To form new memories, learn new skills and change behaviours requires our brain to form new neural connections. And this only happens through repetition.

So while inductions and onboarding are important, they’re simply the first touchpoint in an ongoing learning experience. Subsequent touchpoints are opportunities to share the same information in different ways to really embed it.

Make it memorable

Another potential obviousness: the more we can make information engaging and memorable, the more likely people are to remember it in the moment.

There’s plenty to unpack here — too much for this article — but at the very least, content needs to be clear, simple and relevant. Ideally, though, it should also use visual, humour, curiosity, emotions, and language to increase retention and recall.

Solitary versus systemic   

Ironically, the ‘common sense’ argument turns a potentially universal problem into an individual anomaly.

Despite our best efforts, lapses in attention and judgement are inevitable, and freak incidents are bound to occur. However, if one person doesn’t understand something, it’s reasonable to assume others won’t either.

Rather than writing off a problem as an individual issue (a lack of common sense), let’s check there isn’t a wider lack of knowledge that can be addressed.

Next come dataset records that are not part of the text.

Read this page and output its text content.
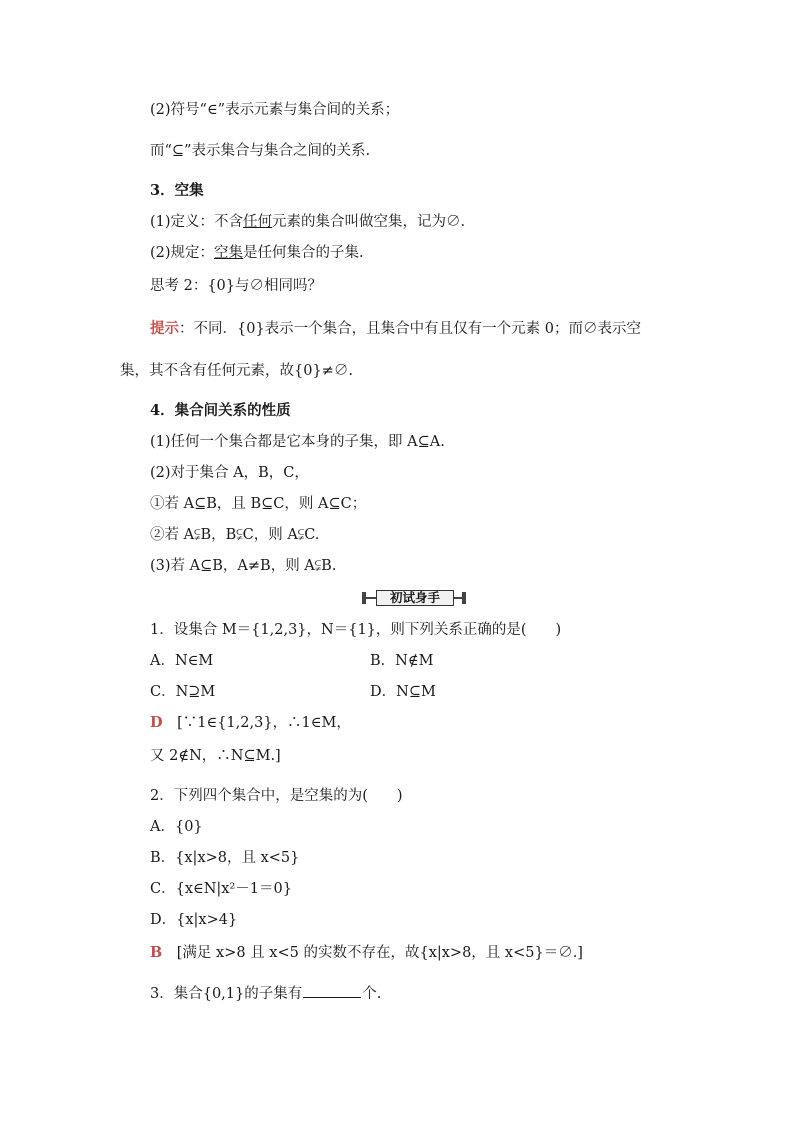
(2)符号“∈”表示元素与集合间的关系；
而“⊆”表示集合与集合之间的关系.
3．空集
(1)定义：不含任何元素的集合叫做空集，记为∅.
(2)规定：空集是任何集合的子集.
思考 2：{0}与∅相同吗？
提示：不同．{0}表示一个集合，且集合中有且仅有一个元素 0；而∅表示空
集，其不含有任何元素，故{0}≠∅.
4．集合间关系的性质
(1)任何一个集合都是它本身的子集，即 A⊆A.
(2)对于集合 A，B，C，
①若 A⊆B，且 B⊆C，则 A⊆C；
②若 A⫋B，B⫋C，则 A⫋C.
(3)若 A⊆B，A≠B，则 A⫋B.
初试身手
1．设集合 M＝{1,2,3}，N＝{1}，则下列关系正确的是(　　)
A．N∈M	B．N∉M
C．N⊇M	D．N⊆M
D　 [∵1∈{1,2,3}，∴1∈M，
又 2∉N，∴N⊆M.]
2．下列四个集合中，是空集的为(　　)
A．{0}
B．{x|x>8，且 x<5}
C．{x∈N|x²－1＝0}
D．{x|x>4}
B　 [满足 x>8 且 x<5 的实数不存在，故{x|x>8，且 x<5}＝∅.]
3．集合{0,1}的子集有	个.
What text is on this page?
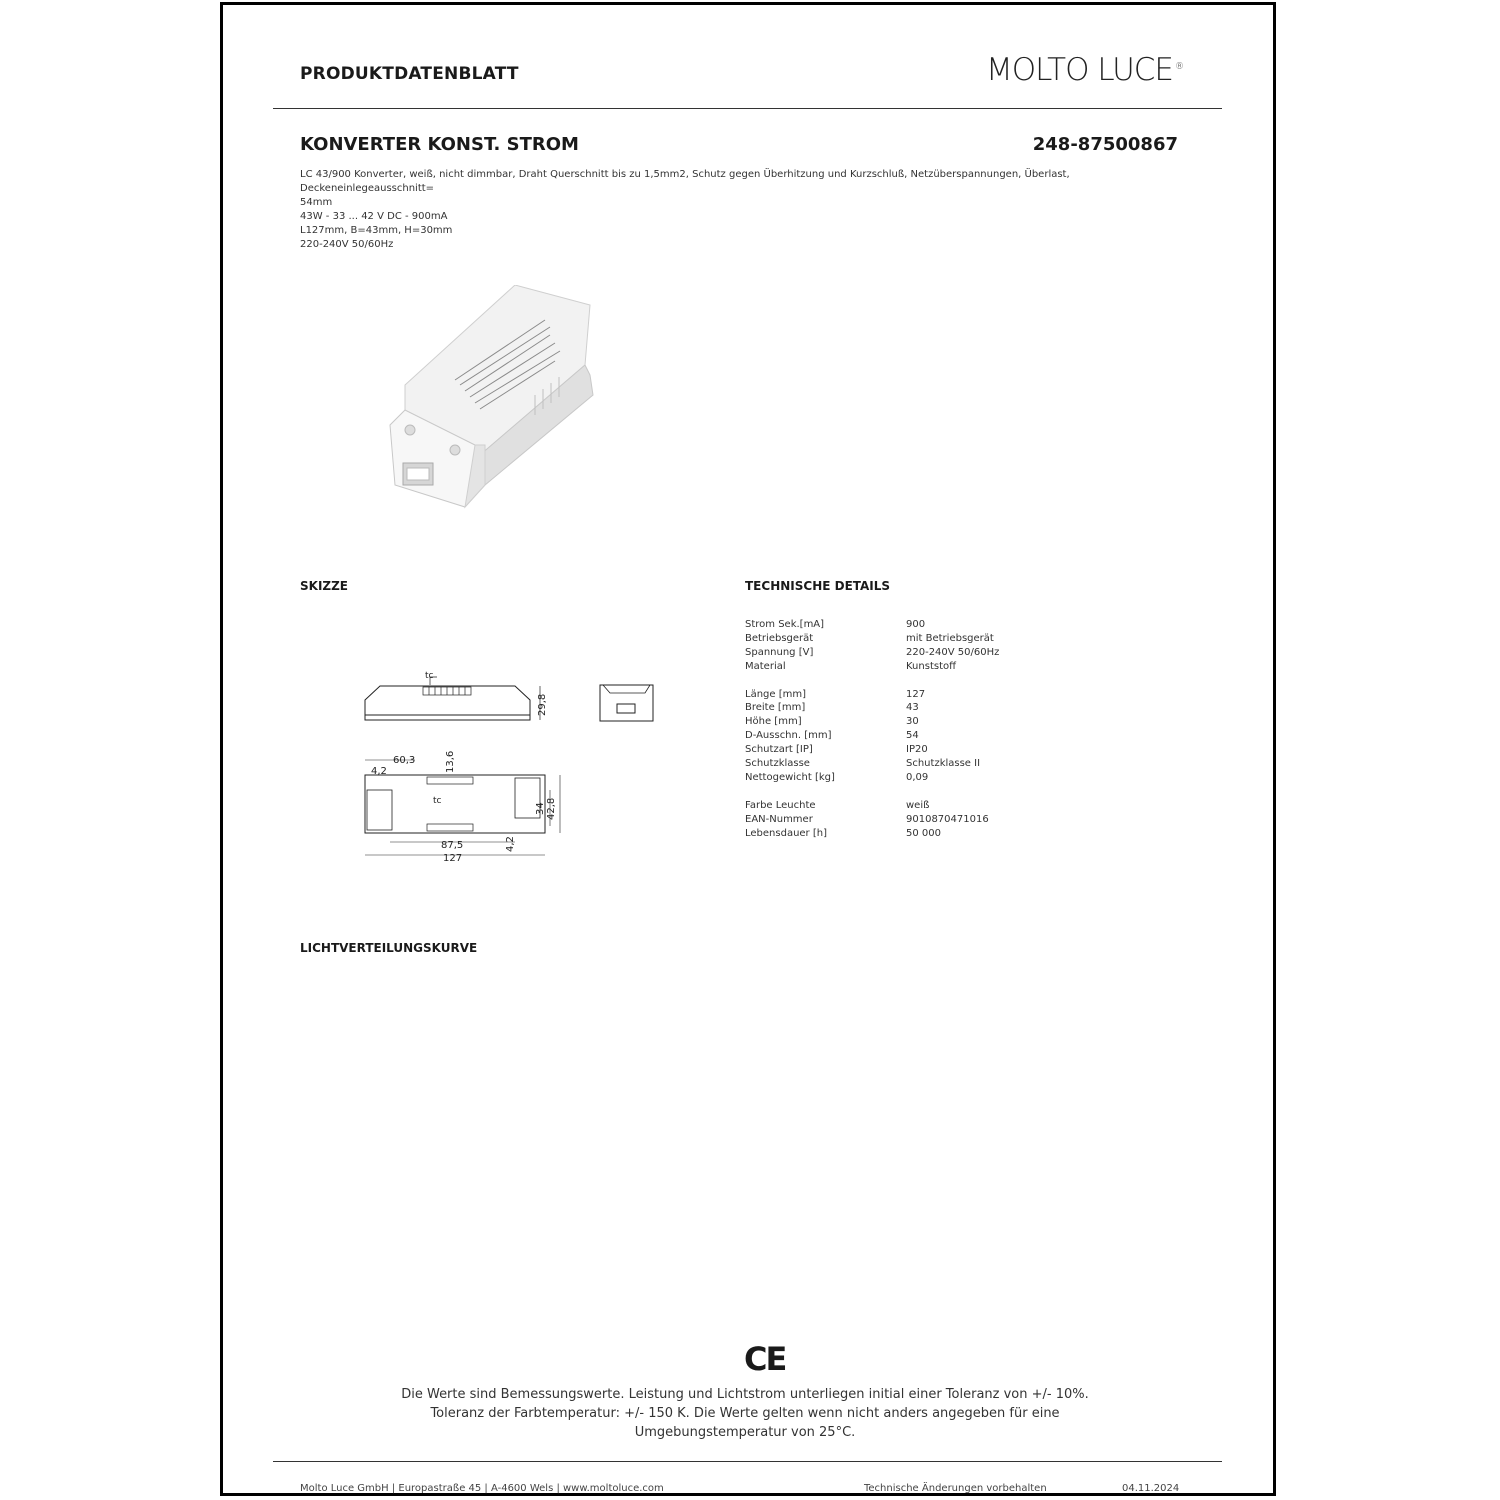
PRODUKTDATENBLATT	MOLTO LUCE ®
KONVERTER KONST. STROM	248-87500867
LC 43/900 Konverter, weiß, nicht dimmbar, Draht Querschnitt bis zu 1,5mm2, Schutz gegen Überhitzung und Kurzschluß, Netzüberspannungen, Überlast, Deckeneinlegeausschnitt=
54mm
43W - 33 ... 42 V DC - 900mA
L127mm, B=43mm, H=30mm
220-240V 50/60Hz
SKIZZE	TECHNISCHE DETAILS
LICHTVERTEILUNGSKURVE
tc
29,8
60,3
4,2	13,6
tc
34 42,8
87,5	4,2
127
Strom Sek.[mA]	900
Betriebsgerät	mit Betriebsgerät
Spannung [V]	220-240V 50/60Hz
Material	Kunststoff
Länge [mm]	127
Breite [mm]	43
Höhe [mm]	30
D-Ausschn. [mm]	54
Schutzart [IP]	IP20
Schutzklasse	Schutzklasse II
Nettogewicht [kg]	0,09
Farbe Leuchte	weiß
EAN-Nummer	9010870471016
Lebensdauer [h]	50 000
CE
Die Werte sind Bemessungswerte. Leistung und Lichtstrom unterliegen initial einer Toleranz von +/- 10%.
Toleranz der Farbtemperatur: +/- 150 K. Die Werte gelten wenn nicht anders angegeben für eine
Umgebungstemperatur von 25°C.
Molto Luce GmbH | Europastraße 45 | A-4600 Wels | www.moltoluce.com	Technische Änderungen vorbehalten	04.11.2024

Just as a burlap sack fits everyone and no-one equally, sharing information in the same way across an entire organisation guarantees a universally tepid reception.

To ensure information connects, we need to consider the various segments, then cater the content, messaging, language, mediums and channels to their needs and preferences. One piece of communication can never be everything to everyone — we need to make it relevant.

Hack the senses

Imagine if we just could hack the brain to build commonality…

Good news, friends. Experiments have shown a good story is capable of generating the same emotions and sensory activity in the brain of the listener as experienced by the storyteller. This cognitive coupling is perhaps the closest we can get to a literal application of common sense.

Wherever possible, weaving important information into compelling narratives helps people see (and feel) things from the same perspective.


Also: brain farts — to which there is (sadly) no known prophylactic.